Hi, these are NOT my rats, I am posting this on their owner’s behalf. Details from the ad (ad here) are as _follows:


“Developed allergies to my rats so them and all their stuff need to go ASAP for my health and theirs! I can’t even handle them much these days, and they love people so it makes me sad. 

Lots of blaze and other markings. Dumbos and top ears. Rex, teddy rex, double rex, standard, etc. MANY colors to choose from, blues, agoutis, blue agoutis, blacks, beige, etc. Males and females. Babies and adults! 

All rats get sent home with a care package, but I do ask for a photo of your cage regardless!

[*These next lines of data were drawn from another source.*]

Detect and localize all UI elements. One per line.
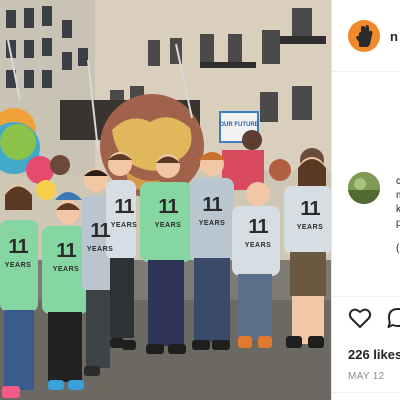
post-date[interactable]: MAY 12 [348, 371, 384, 382]
heart-icon[interactable] [348, 307, 372, 334]
commenter-avatar[interactable] [348, 172, 380, 204]
commenter-photo [348, 172, 380, 204]
raised-hand-logo-icon [356, 25, 373, 47]
photo-scene: OUR FUTURE [0, 0, 331, 400]
sign-text: OUR FUTURE [219, 122, 258, 128]
post-header: n [332, 0, 400, 72]
comment-text-fragment: m [396, 190, 400, 201]
account-avatar[interactable] [348, 20, 380, 52]
comment-text-fragment: c [396, 176, 400, 187]
post-side-panel: n c m k p ( 226 [331, 0, 400, 400]
comment-text-fragment: k [396, 204, 400, 215]
comment-text-fragment: ( [396, 243, 400, 254]
comment-bubble-icon[interactable] [386, 307, 400, 334]
account-username[interactable]: n [390, 29, 398, 44]
divider [332, 392, 400, 393]
instagram-post: OUR FUTURE 11 YEARS 11 YEARS 11 YEARS 11… [0, 0, 400, 400]
post-photo[interactable]: OUR FUTURE 11 YEARS 11 YEARS 11 YEARS 11… [0, 0, 331, 400]
comment-text-fragment: p [396, 218, 400, 229]
likes-count[interactable]: 226 likes [348, 347, 400, 362]
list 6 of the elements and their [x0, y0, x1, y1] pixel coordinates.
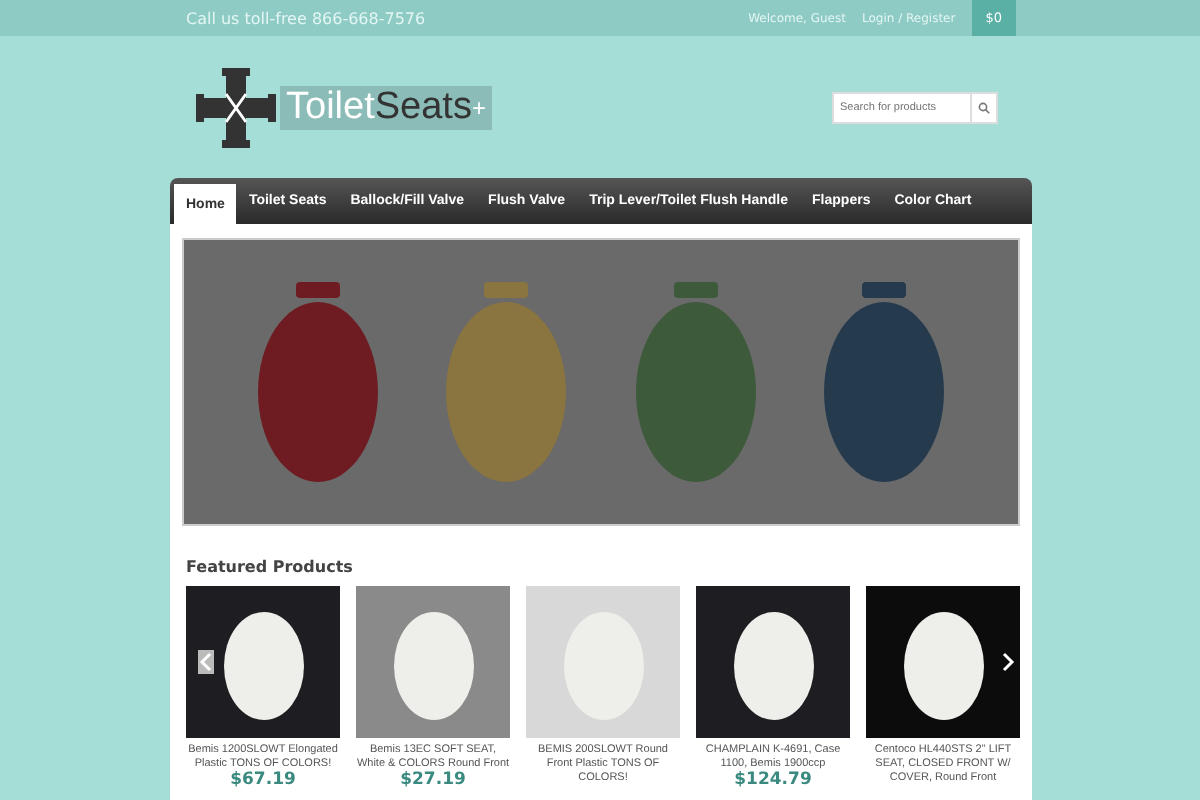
product-price: $124.79 [734, 771, 812, 789]
phone-number: Call us toll-free 866-668-7576 [186, 9, 426, 27]
product-price: $27.19 [400, 771, 466, 789]
section-title: Featured Products [186, 558, 355, 576]
product-price: $67.19 [230, 771, 296, 789]
logo-text[interactable]: ToiletSeats+ [280, 85, 492, 129]
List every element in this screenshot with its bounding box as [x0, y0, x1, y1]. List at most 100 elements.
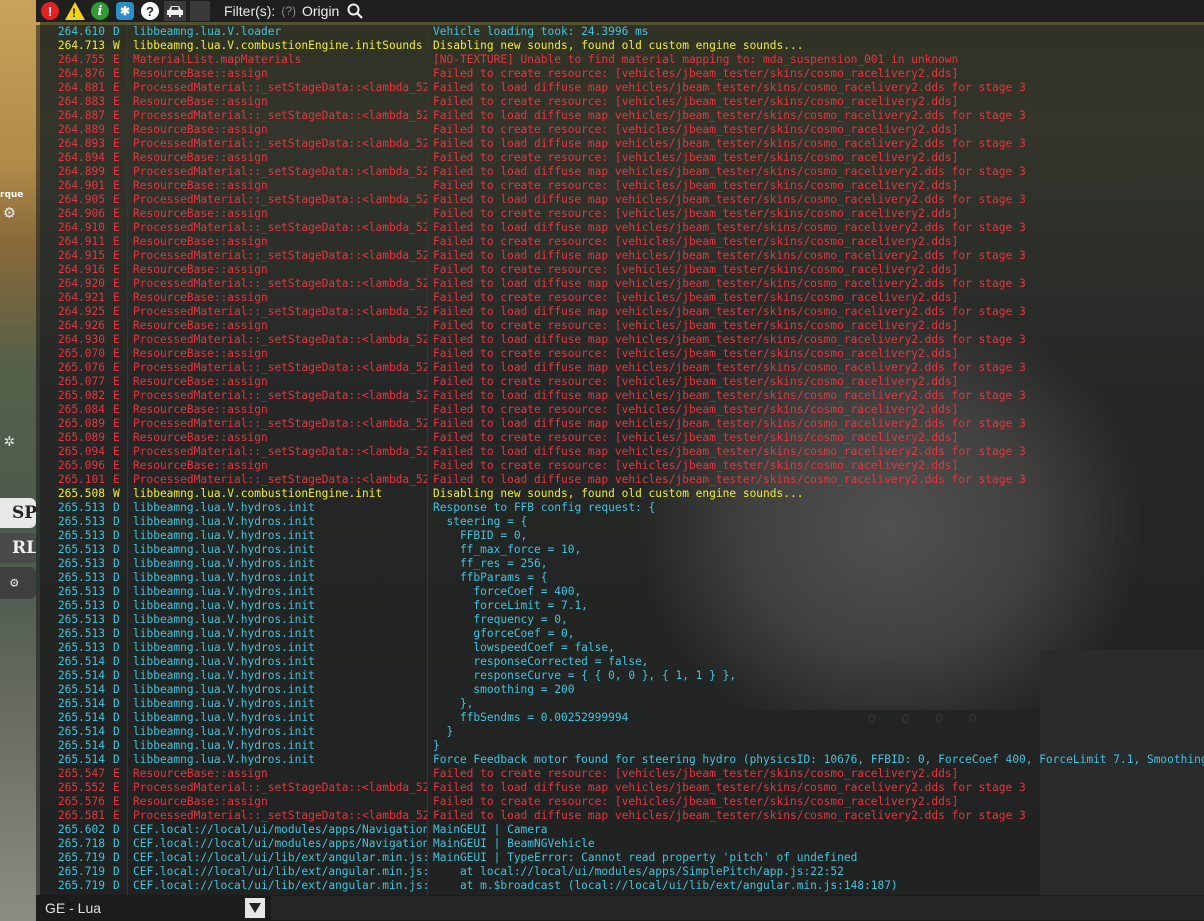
vehicle-filter-button[interactable] [164, 1, 186, 21]
log-row[interactable]: 264.889 E ResourceBase::assign Failed to cr… [36, 123, 1204, 137]
log-row[interactable]: 265.508 Wlibbeamng.lua.V.combustionEngine… [36, 487, 1204, 501]
log-row[interactable]: 264.901 E ResourceBase::assign Failed to cr… [36, 179, 1204, 193]
context-select[interactable]: GE - Lua [40, 897, 243, 919]
log-row[interactable]: 265.513 Dlibbeamng.lua.V.hydros.init FFBI… [36, 529, 1204, 543]
log-row[interactable]: 265.547 E ResourceBase::assign Failed to cr… [36, 767, 1204, 781]
log-row[interactable]: 265.513 Dlibbeamng.lua.V.hydros.init ffbP… [36, 571, 1204, 585]
log-row[interactable]: 265.514 Dlibbeamng.lua.V.hydros.init resp… [36, 655, 1204, 669]
hud-tool-button[interactable]: ⚙ [0, 567, 36, 599]
log-row[interactable]: 264.883 E ResourceBase::assign Failed to cr… [36, 95, 1204, 109]
log-row[interactable]: 265.719 D CEF.local://local/ui/lib/ext/ang… [36, 851, 1204, 865]
log-row[interactable]: 264.755 E MaterialList.mapMaterials [NO-TEX… [36, 53, 1204, 67]
log-row[interactable]: 265.513 Dlibbeamng.lua.V.hydros.init forc… [36, 585, 1204, 599]
log-row[interactable]: 265.718 D CEF.local://local/ui/modules/app… [36, 837, 1204, 851]
log-time: 265.719 [57, 879, 105, 892]
log-row[interactable]: 264.926 E ResourceBase::assign Failed to cr… [36, 319, 1204, 333]
log-source: ProcessedMaterial::_setStageData::<lambd… [133, 361, 427, 374]
log-row[interactable]: 265.514 Dlibbeamng.lua.V.hydros.init } [36, 725, 1204, 739]
log-level: E [113, 389, 120, 402]
log-row[interactable]: 265.514 Dlibbeamng.lua.V.hydros.init }, [36, 697, 1204, 711]
context-dropdown-button[interactable] [245, 898, 265, 918]
log-row[interactable]: 264.905 E ProcessedMaterial::_setStageData… [36, 193, 1204, 207]
log-row[interactable]: 265.082 E ProcessedMaterial::_setStageData… [36, 389, 1204, 403]
log-row[interactable]: 264.881 E ProcessedMaterial::_setStageData… [36, 81, 1204, 95]
log-row[interactable]: 264.899 E ProcessedMaterial::_setStageData… [36, 165, 1204, 179]
filter-origin-value[interactable]: Origin [302, 3, 339, 19]
filter-help-link[interactable]: (?) [281, 4, 296, 18]
debug-filter-button[interactable]: ✱ [114, 1, 136, 21]
log-row[interactable]: 264.713 Wlibbeamng.lua.V.combustionEngine… [36, 39, 1204, 53]
hud-sp-button[interactable]: SP [0, 498, 36, 528]
log-row[interactable]: 265.076 E ProcessedMaterial::_setStageData… [36, 361, 1204, 375]
log-row[interactable]: 264.915 E ProcessedMaterial::_setStageData… [36, 249, 1204, 263]
log-row[interactable]: 264.930 E ProcessedMaterial::_setStageData… [36, 333, 1204, 347]
log-row[interactable]: 265.089 E ProcessedMaterial::_setStageData… [36, 417, 1204, 431]
log-row[interactable]: 265.513 Dlibbeamng.lua.V.hydros.init stee… [36, 515, 1204, 529]
log-row[interactable]: 265.084 E ResourceBase::assign Failed to cr… [36, 403, 1204, 417]
log-source: libbeamng.lua.V.hydros.init [133, 753, 315, 766]
hud-wheel-icon[interactable]: ⚙ [4, 202, 15, 223]
log-row[interactable]: 265.602 D CEF.local://local/ui/modules/app… [36, 823, 1204, 837]
log-message: Failed to create resource: [vehicles/jbe… [433, 291, 959, 304]
log-row[interactable]: 264.920 E ProcessedMaterial::_setStageData… [36, 277, 1204, 291]
warning-filter-button[interactable]: ! [64, 1, 86, 21]
log-source: ProcessedMaterial::_setStageData::<lambd… [133, 165, 427, 178]
log-row[interactable]: 265.514 Dlibbeamng.lua.V.hydros.init ffbS… [36, 711, 1204, 725]
log-row[interactable]: 265.513 Dlibbeamng.lua.V.hydros.init lows… [36, 641, 1204, 655]
log-row[interactable]: 265.077 E ResourceBase::assign Failed to cr… [36, 375, 1204, 389]
log-row[interactable]: 265.513 Dlibbeamng.lua.V.hydros.init ff_m… [36, 543, 1204, 557]
log-row[interactable]: 265.514 Dlibbeamng.lua.V.hydros.init Force… [36, 753, 1204, 767]
log-row[interactable]: 264.610 Dlibbeamng.lua.V.loader Vehicle lo… [36, 25, 1204, 39]
filter-search-button[interactable] [345, 1, 365, 21]
log-row[interactable]: 265.094 E ProcessedMaterial::_setStageData… [36, 445, 1204, 459]
log-message: Failed to create resource: [vehicles/jbe… [433, 795, 959, 808]
log-time: 265.514 [57, 683, 105, 696]
log-time: 265.096 [57, 459, 105, 472]
hud-steering-wheel-icon[interactable]: ✲ [4, 430, 15, 451]
log-source: ProcessedMaterial::_setStageData::<lambd… [133, 809, 427, 822]
log-row[interactable]: 264.916 E ResourceBase::assign Failed to cr… [36, 263, 1204, 277]
log-row[interactable]: 264.921 E ResourceBase::assign Failed to cr… [36, 291, 1204, 305]
log-row[interactable]: 265.101 E ProcessedMaterial::_setStageData… [36, 473, 1204, 487]
log-row[interactable]: 265.576 E ResourceBase::assign Failed to cr… [36, 795, 1204, 809]
log-row[interactable]: 265.513 Dlibbeamng.lua.V.hydros.init gfor… [36, 627, 1204, 641]
log-row[interactable]: 265.719 D CEF.local://local/ui/lib/ext/ang… [36, 879, 1204, 893]
log-row[interactable]: 265.514 Dlibbeamng.lua.V.hydros.init smoo… [36, 683, 1204, 697]
log-row[interactable]: 265.514 Dlibbeamng.lua.V.hydros.init resp… [36, 669, 1204, 683]
error-filter-button[interactable]: ! [39, 1, 61, 21]
help-icon: ? [141, 2, 159, 20]
log-row[interactable]: 264.894 E ResourceBase::assign Failed to cr… [36, 151, 1204, 165]
log-source: ProcessedMaterial::_setStageData::<lambd… [133, 249, 427, 262]
log-row[interactable]: 265.096 E ResourceBase::assign Failed to cr… [36, 459, 1204, 473]
log-source: libbeamng.lua.V.combustionEngine.initSou… [133, 39, 423, 52]
log-row[interactable]: 265.513 Dlibbeamng.lua.V.hydros.init freq… [36, 613, 1204, 627]
log-row[interactable]: 265.581 E ProcessedMaterial::_setStageData… [36, 809, 1204, 823]
help-button[interactable]: ? [139, 1, 161, 21]
log-level: D [113, 655, 120, 668]
log-row[interactable]: 265.514 Dlibbeamng.lua.V.hydros.init} [36, 739, 1204, 753]
log-row[interactable]: 264.893 E ProcessedMaterial::_setStageData… [36, 137, 1204, 151]
log-row[interactable]: 265.513 Dlibbeamng.lua.V.hydros.init forc… [36, 599, 1204, 613]
log-row[interactable]: 264.925 E ProcessedMaterial::_setStageData… [36, 305, 1204, 319]
log-row[interactable]: 265.552 E ProcessedMaterial::_setStageData… [36, 781, 1204, 795]
console-bottombar: GE - Lua [36, 895, 1204, 921]
log-row[interactable]: 264.887 E ProcessedMaterial::_setStageData… [36, 109, 1204, 123]
hud-rl-button[interactable]: RL [0, 533, 36, 563]
log-time: 264.905 [57, 193, 105, 206]
log-row[interactable]: 264.911 E ResourceBase::assign Failed to cr… [36, 235, 1204, 249]
log-row[interactable]: 264.910 E ProcessedMaterial::_setStageData… [36, 221, 1204, 235]
log-row[interactable]: 265.513 Dlibbeamng.lua.V.hydros.init ff_r… [36, 557, 1204, 571]
blank-toolbar-button[interactable] [190, 1, 210, 21]
log-message: Failed to create resource: [vehicles/jbe… [433, 67, 959, 80]
log-row[interactable]: 265.070 E ResourceBase::assign Failed to cr… [36, 347, 1204, 361]
log-time: 264.911 [57, 235, 105, 248]
log-row[interactable]: 265.719 D CEF.local://local/ui/lib/ext/ang… [36, 865, 1204, 879]
log-source: libbeamng.lua.V.hydros.init [133, 543, 315, 556]
log-row[interactable]: 265.513 Dlibbeamng.lua.V.hydros.init Respo… [36, 501, 1204, 515]
log-row[interactable]: 264.876 E ResourceBase::assign Failed to cr… [36, 67, 1204, 81]
command-input[interactable] [271, 896, 1204, 920]
console-log[interactable]: 264.610 Dlibbeamng.lua.V.loader Vehicle lo… [36, 25, 1204, 895]
log-row[interactable]: 265.089 E ResourceBase::assign Failed to cr… [36, 431, 1204, 445]
log-row[interactable]: 264.906 E ResourceBase::assign Failed to cr… [36, 207, 1204, 221]
info-filter-button[interactable]: i [89, 1, 111, 21]
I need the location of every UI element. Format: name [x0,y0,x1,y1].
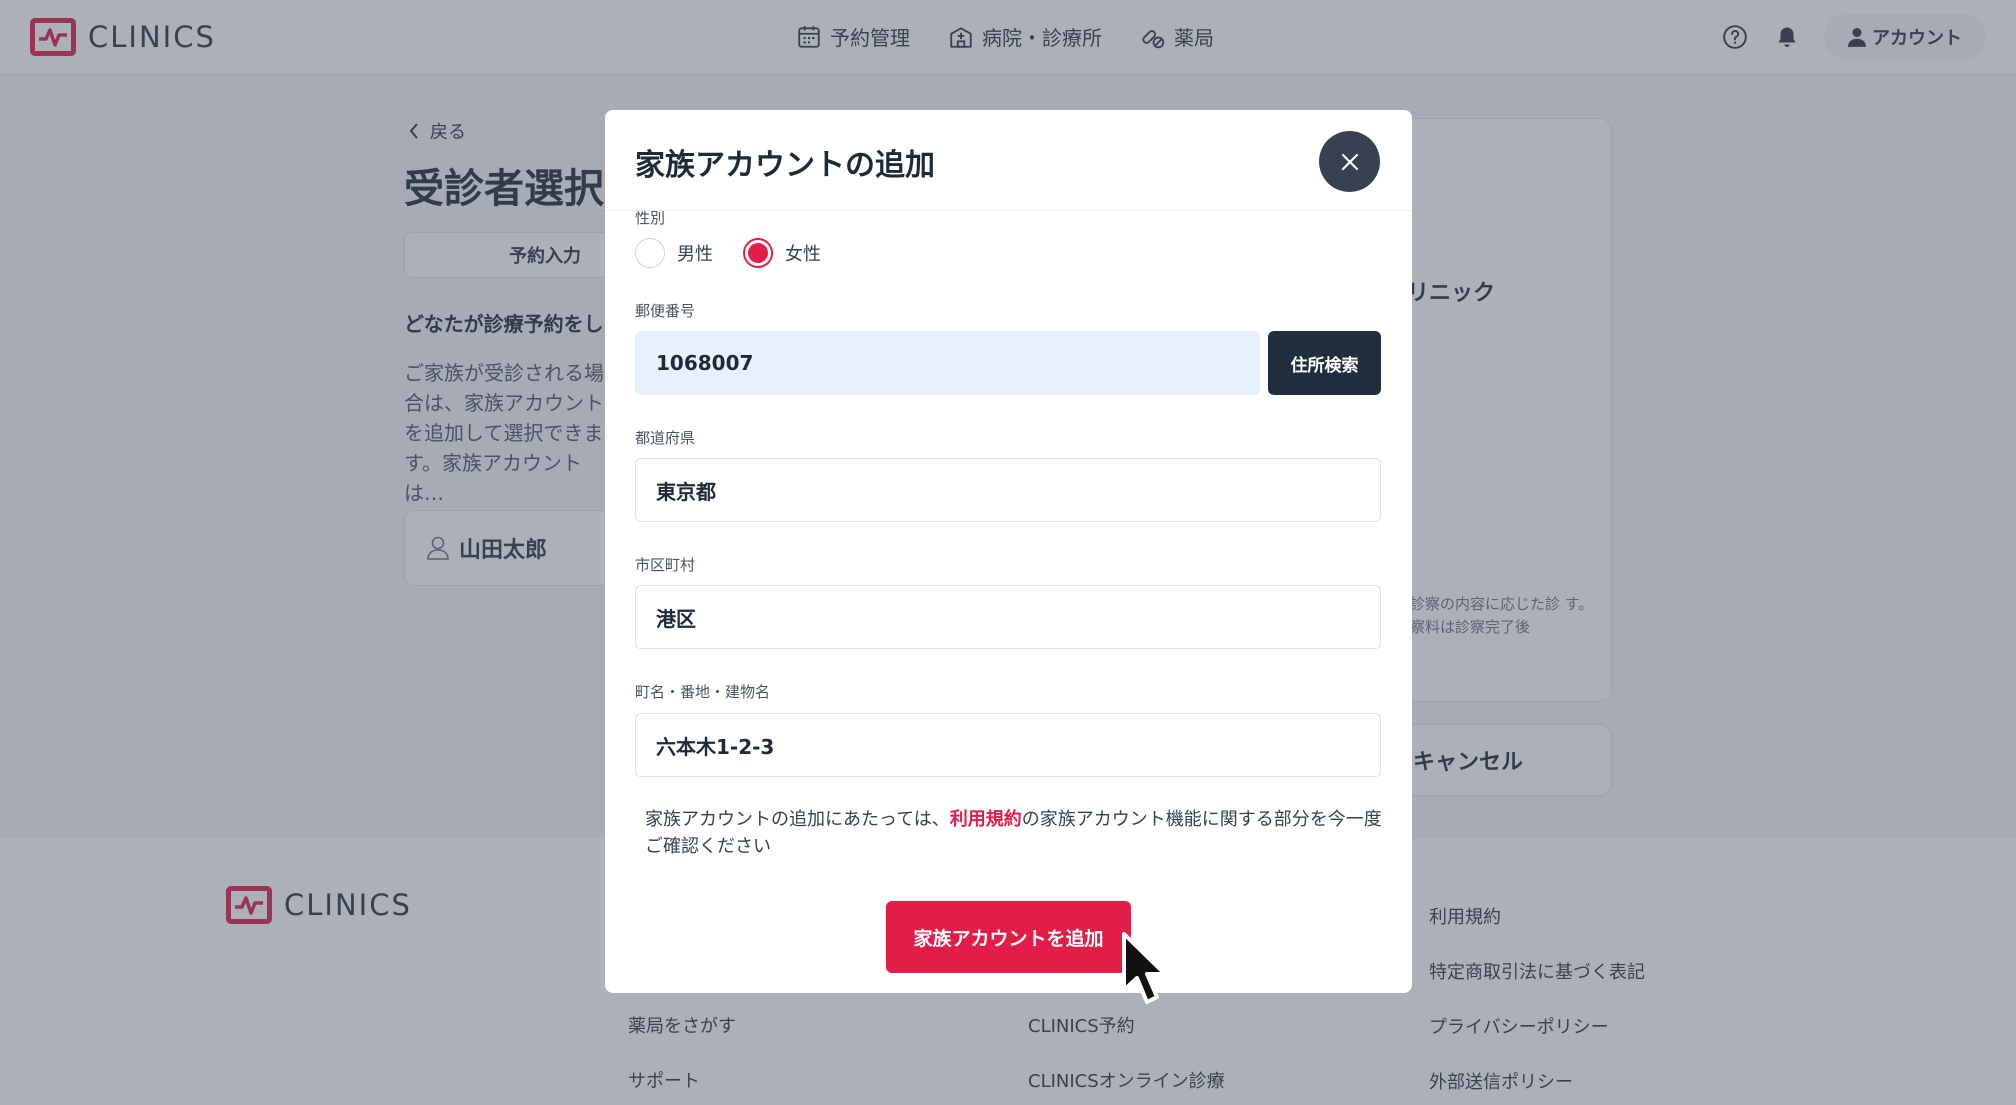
street-input[interactable] [635,713,1381,777]
prefecture-input[interactable] [635,458,1381,522]
city-label: 市区町村 [635,556,696,574]
add-family-modal: 家族アカウントの追加 性別 男性 女性 郵便番号 住所検索 都道府県 市区町村 … [605,110,1412,993]
city-input[interactable] [635,585,1381,649]
gender-female-label[interactable]: 女性 [785,240,821,266]
modal-header: 家族アカウントの追加 [605,110,1412,211]
gender-male-radio[interactable] [635,238,665,268]
gender-female-radio[interactable] [743,238,773,268]
street-label: 町名・番地・建物名 [635,683,771,701]
mouse-cursor-icon [1122,932,1167,1004]
postal-code-input[interactable] [635,331,1260,395]
gender-male-label[interactable]: 男性 [677,240,713,266]
gender-radio-group: 男性 女性 [635,238,851,268]
close-button[interactable] [1319,131,1380,192]
prefecture-label: 都道府県 [635,429,696,447]
postal-code-label: 郵便番号 [635,302,696,320]
close-icon [1341,153,1358,170]
terms-notice: 家族アカウントの追加にあたっては、利用規約の家族アカウント機能に関する部分を今一… [645,806,1385,860]
terms-text-before: 家族アカウントの追加にあたっては、 [645,809,950,830]
add-family-account-button[interactable]: 家族アカウントを追加 [886,901,1131,973]
address-search-button[interactable]: 住所検索 [1268,331,1381,395]
modal-title: 家族アカウントの追加 [635,148,935,183]
terms-link[interactable]: 利用規約 [950,809,1022,830]
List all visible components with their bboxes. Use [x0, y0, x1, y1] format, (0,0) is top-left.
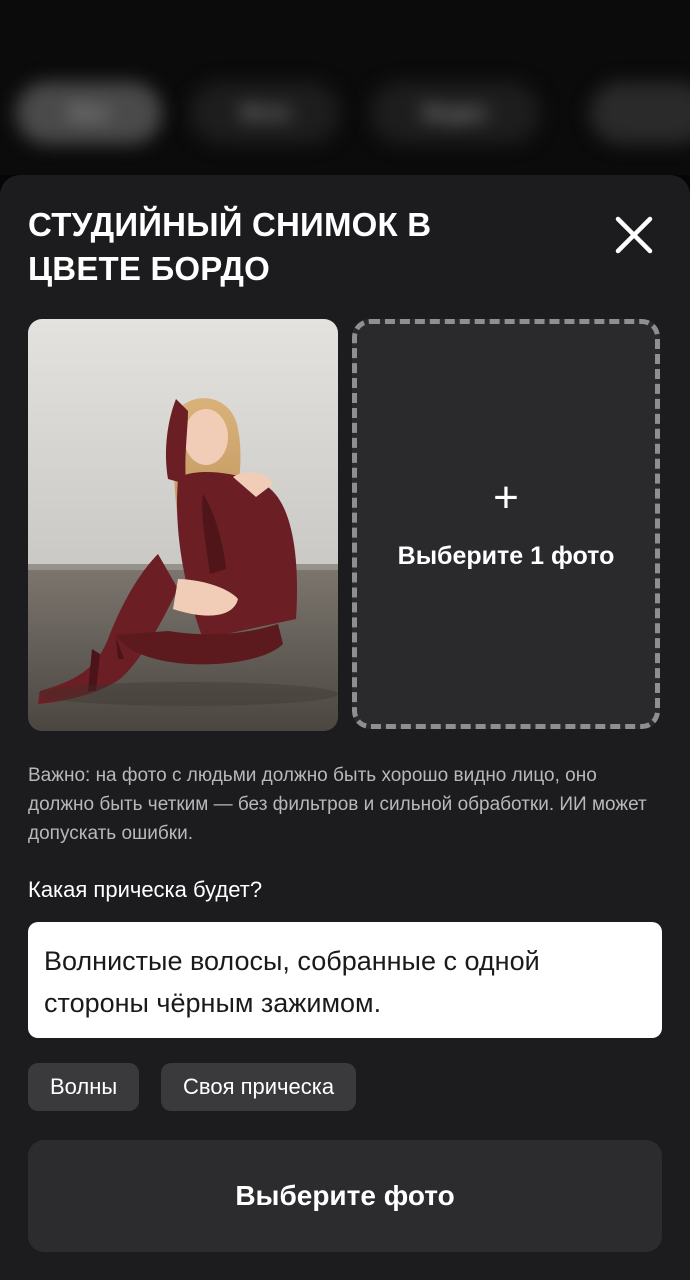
hairstyle-option-waves[interactable]: Волны	[28, 1063, 140, 1111]
photo-upload-slot[interactable]: + Выберите 1 фото	[352, 319, 660, 729]
close-button[interactable]	[604, 205, 664, 265]
upload-label: Выберите 1 фото	[397, 542, 615, 570]
bottom-sheet: СТУДИЙНЫЙ СНИМОК В ЦВЕТЕ БОРДО + Выберит…	[0, 175, 690, 1280]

Not snake food, these are great pet-quality rats that I’ve had for 4 generations now.

They do NOT bite, they’re very sweet.
Delivery available!”_



Again, not my posting but it sounds like she has a number of rats to rehome and I can’t imagine being in that situation. Her contact info is in the ad and I got her permission to post this here on her behalf. I’d love to take some in but I’m at my personal max at the moment so hopefully this will help them find homes. 🤞🤞🤞


----------



## lfraser06 (Aug 5, 2020)

I've forwarded the CL ad to a local rescue I know - she might be able to help


----------



## ratsbian (Feb 4, 2021)

Thank you so much for doing that!! ❤


----------



## lfraser06 (Aug 5, 2020)

ratsbian said:


> Thank you so much for doing that!! ❤


 Happy to. The set up in that ad is fairly impressive too.


----------



## Rats4All (Feb 4, 2021)

Wish I could have some, but, I live far away.


----------



## lfraser06 (Aug 5, 2020)

ratsbian said:


> Thank you so much for doing that!! ❤


I heard back from the rescue this morning - here's the message she sent me (just so you know it's not being ignored):

_"Awesome set up. I will reach out and see what I can do to help. Thanks for the lead"_

She will take good care of them.

Edited to add: I might consider fostering a couple of them ... waiting to see what the rescue says.


----------



## ratmom! (Mar 11, 2021)

I wish I could have some. Where is this?


----------



## Rats4All (Feb 4, 2021)

Sacramento, California.


----------



## ratsbian (Feb 4, 2021)

lfraser06 said:


> I heard back from the rescue this morning - here's the message she sent me (just so you know it's not being ignored):
> 
> _"Awesome set up. I will reach out and see what I can do to help. Thanks for the lead"_
> 
> ...


I’m so glad that you’ve heard back! I really hope that she is willing to work with the rescue, she’s been looking for homes for them for a while now. And keep me updated on if you foster some of them! Thanks again!!


----------